UN Secretary-General Ban Ki-moon presented a report that concludes that the economic sanctions, which have caused about US$833.8 billion in damages to the Caribbean island, should be lifted.
Cuban foreign minister Bruno Rodriguez addressed the UN, calling the blockade a “flagrant, massive and systematic violation of human rights of all Cubans”.
“We hope that the US moves forward from a cruel and unjust policy anchored in the past and adopts a policy based on the feelings of its own citizens,” he said.
Ecuador's representative at the UN called on the US to cease voting against the movement, “contrary to the will of the international community”.
For the past three years, 188 of the 193 members have voted in favour of Cuba, with the US and Israel being persistent exceptions. The decision must be unanimous for the measure to be passed.

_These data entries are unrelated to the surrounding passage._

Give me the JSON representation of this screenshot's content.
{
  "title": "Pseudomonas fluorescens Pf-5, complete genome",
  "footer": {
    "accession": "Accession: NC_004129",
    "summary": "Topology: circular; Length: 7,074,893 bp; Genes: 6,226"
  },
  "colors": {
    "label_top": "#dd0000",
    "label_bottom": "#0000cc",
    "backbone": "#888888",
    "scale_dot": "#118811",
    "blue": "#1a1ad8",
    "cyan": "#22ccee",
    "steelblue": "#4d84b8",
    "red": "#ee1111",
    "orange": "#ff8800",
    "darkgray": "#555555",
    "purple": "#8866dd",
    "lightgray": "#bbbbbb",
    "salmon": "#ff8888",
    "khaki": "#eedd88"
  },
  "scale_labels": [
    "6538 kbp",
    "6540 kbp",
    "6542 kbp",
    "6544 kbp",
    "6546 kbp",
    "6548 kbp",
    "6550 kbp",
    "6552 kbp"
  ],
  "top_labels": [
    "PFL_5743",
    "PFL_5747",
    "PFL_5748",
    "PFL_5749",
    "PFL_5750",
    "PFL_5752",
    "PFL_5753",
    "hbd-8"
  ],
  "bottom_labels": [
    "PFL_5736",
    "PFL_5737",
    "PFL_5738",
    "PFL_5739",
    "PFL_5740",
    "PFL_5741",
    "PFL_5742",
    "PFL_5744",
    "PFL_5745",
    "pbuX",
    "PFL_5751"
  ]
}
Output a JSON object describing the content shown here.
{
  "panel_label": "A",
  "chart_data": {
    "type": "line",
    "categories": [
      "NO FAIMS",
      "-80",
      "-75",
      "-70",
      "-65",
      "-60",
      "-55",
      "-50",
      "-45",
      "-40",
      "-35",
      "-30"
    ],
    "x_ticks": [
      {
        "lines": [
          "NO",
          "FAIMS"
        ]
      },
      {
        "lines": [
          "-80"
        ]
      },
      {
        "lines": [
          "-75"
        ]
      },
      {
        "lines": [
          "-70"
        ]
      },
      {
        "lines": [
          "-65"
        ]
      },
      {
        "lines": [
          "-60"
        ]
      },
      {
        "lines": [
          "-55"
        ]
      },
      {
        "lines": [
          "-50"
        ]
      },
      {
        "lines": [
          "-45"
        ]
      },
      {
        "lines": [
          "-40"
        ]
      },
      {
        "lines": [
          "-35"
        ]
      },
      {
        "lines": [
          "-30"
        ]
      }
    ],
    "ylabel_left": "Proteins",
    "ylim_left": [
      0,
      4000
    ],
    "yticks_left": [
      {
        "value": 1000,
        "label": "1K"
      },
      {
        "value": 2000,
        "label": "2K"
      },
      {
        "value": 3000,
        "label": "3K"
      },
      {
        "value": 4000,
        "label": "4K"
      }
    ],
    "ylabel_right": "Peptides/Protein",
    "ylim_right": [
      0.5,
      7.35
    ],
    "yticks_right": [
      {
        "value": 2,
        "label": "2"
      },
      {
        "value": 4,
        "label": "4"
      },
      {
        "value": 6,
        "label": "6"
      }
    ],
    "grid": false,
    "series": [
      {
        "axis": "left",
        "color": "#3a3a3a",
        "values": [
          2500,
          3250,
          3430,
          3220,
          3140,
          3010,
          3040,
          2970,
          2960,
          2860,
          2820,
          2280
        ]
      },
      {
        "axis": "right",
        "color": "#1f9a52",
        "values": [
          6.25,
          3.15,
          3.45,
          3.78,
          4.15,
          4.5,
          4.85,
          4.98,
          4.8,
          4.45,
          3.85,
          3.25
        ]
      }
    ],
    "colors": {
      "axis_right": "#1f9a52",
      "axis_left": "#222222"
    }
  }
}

The resolution was named “Necessity of ending the economic, commercial and financial embargo imposed by the United States of America against Cuba”. It expressed concern over the international legality of the US economic and financial siege of the Caribbean island.
US President Barack Obama said in July that the blockade had failed. Since then, he has hinted that it could soon be lifted. But despite starting a path to normalise bilateral dealings, including lifting some travel and trade bans to the island, the sanctions continue as a change of policy would have to be passed by Congress.
Cuban President Raul Castro has reiterated that for full relations to be re-established, the US must meet four conditions: close its Guantanamo Bay detention centre; end the blockade; end the “wet-foot-dry-foot” law encouraging Cubans to pursue residency in the US; and end anti-government radio and television transmissions into the island.
Lifting the half-century blockade would represent a historic moment for Cubans, 77% of whom were born under the harsh economic conditions.